Wenn zwei sich streiten, freut sich der Dritte.
Da hatten die beiden Städte Lugano und
Locarno sich letztes Jahr zu einem Joint
Venture zusammengeschlossen, um
gemeinsam einen Antrag für eine
Spielbankenlizenz zu stellen. Sollte eine der
beiden Städte den Zuschlag erhalten, wollte
man den Gewinn teilen. Doch was in Minne
begann, endete ein Jahr später mit dem
beidseitigen Versuch fremdzugehen: Lugano
bandelte vorsichtig mit dem Casino Mendrisio
an. In Locarno machte sich Ex-Nationalrat
Gianfranco Cotti, Mitinhaber des Grandhotels
Locarno, stark für ein Casino in seinem Hotel.
In die auseinanderdriftende Allianz der beiden
Kursaalbetreiberinnen platzte Ende Oktober wie
weiland Aschenbrödel an des Königs Fest die
Stadt Chiasso, die bislang im Wettbewerb um
Spielbanklizenzen überhaupt nicht mitgemischt
hatte. Die Leaderin im helvetischen
Spielbankenmarkt, die Swiss-Casinos AG,
präsentierte ein neues Projekt, das nicht nur
den Tessinern, sondern allen bisherigen
nationalen Entwürfen den Rang ablaufen dürfte.
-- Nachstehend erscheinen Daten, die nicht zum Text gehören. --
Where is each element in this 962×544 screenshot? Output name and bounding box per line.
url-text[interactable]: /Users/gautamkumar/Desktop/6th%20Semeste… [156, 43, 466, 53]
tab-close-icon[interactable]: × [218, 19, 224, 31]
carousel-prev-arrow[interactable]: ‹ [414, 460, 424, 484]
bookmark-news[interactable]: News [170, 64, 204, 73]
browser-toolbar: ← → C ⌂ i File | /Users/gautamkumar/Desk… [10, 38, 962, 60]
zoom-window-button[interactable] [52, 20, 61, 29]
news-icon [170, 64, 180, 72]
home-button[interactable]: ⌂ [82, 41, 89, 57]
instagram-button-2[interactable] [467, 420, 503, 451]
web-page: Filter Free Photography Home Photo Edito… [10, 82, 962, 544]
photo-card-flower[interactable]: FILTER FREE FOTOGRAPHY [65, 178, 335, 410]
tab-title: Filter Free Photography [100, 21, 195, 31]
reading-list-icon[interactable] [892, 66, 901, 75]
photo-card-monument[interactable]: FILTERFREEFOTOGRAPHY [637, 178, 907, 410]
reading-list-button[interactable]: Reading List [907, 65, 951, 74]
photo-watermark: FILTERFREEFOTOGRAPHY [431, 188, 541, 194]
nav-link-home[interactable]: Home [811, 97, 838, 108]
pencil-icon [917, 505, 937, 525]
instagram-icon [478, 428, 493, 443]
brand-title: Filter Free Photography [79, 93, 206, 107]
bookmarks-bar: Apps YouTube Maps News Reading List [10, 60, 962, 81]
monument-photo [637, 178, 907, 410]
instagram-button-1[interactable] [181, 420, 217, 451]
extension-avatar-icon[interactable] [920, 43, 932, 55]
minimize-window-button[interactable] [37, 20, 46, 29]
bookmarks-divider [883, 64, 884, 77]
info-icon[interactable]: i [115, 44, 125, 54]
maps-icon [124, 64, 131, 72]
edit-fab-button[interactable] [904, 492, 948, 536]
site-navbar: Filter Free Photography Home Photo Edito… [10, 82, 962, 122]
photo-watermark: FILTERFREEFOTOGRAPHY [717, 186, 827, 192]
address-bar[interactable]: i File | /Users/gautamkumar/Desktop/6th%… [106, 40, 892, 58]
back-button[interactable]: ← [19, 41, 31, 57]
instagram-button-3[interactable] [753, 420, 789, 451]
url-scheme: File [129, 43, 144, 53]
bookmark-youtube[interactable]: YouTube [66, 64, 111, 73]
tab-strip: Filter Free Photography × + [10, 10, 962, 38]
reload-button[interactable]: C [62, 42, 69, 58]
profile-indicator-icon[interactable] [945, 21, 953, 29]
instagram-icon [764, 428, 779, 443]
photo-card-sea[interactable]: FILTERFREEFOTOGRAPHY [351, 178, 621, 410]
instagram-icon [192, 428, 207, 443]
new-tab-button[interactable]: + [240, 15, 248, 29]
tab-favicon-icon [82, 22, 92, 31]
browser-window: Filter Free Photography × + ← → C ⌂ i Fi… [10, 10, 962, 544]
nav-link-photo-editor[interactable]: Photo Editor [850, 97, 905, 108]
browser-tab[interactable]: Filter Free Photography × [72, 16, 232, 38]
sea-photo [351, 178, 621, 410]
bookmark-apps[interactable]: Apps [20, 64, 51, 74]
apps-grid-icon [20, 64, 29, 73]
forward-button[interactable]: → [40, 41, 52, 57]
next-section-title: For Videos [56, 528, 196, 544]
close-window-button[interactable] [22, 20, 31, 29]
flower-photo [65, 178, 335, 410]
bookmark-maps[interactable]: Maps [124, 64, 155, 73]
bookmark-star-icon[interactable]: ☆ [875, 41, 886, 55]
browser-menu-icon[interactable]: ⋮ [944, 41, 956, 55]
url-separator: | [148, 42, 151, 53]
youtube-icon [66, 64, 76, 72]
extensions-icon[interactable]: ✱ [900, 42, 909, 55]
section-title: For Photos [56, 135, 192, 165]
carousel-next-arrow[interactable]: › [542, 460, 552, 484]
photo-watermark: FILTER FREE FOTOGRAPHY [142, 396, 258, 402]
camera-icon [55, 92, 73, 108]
Direkt hinter der Grenze neben der Autobahn
soll ein neues Casino gebaut und an Silvester
2002 eröffnet werden. Der futuristische Bau soll
um die 90 Mio. Franken kosten und pro Jahr
180 Mio. Franken einspielen. 40
Grands-Jeux-Tische und 500 Slotmachines
sollen die Basis für 400 neue Arbeitsplätze
liefern. Läden, ein Theatersaal und eine
Enothek mit Tessiner Weinen sollen den
Charakter eines Vergnügungszentrums
betonen. Und als Kundenpotenzial haben die
Betreiber neben dem Tessin vor allem das über
sieben Millionen Einwohner umfassende
Einzugsgebiet Norditalien im Blick.
Bisher waren Schweizer Spiellustige, wenn es
sie zum Laster am grünen Tisch zog, darauf
angewiesen, dies ausserhalb der Schweiz zu
tun - es sei denn, sie beschränkten sich auf
einen Einsatz von maximal fünf Franken. Da
man sich seitens des Bundes die ins Ausland
abfliessenden Millionen nicht mehr entgehen
lassen wollte, galt es, eine griffige
Gesetzesänderung zu finden. Vor sechs
Jahren, im März 1993, hob das Schweizervolk
das bis anhin geltende Spielbankenverbot auf.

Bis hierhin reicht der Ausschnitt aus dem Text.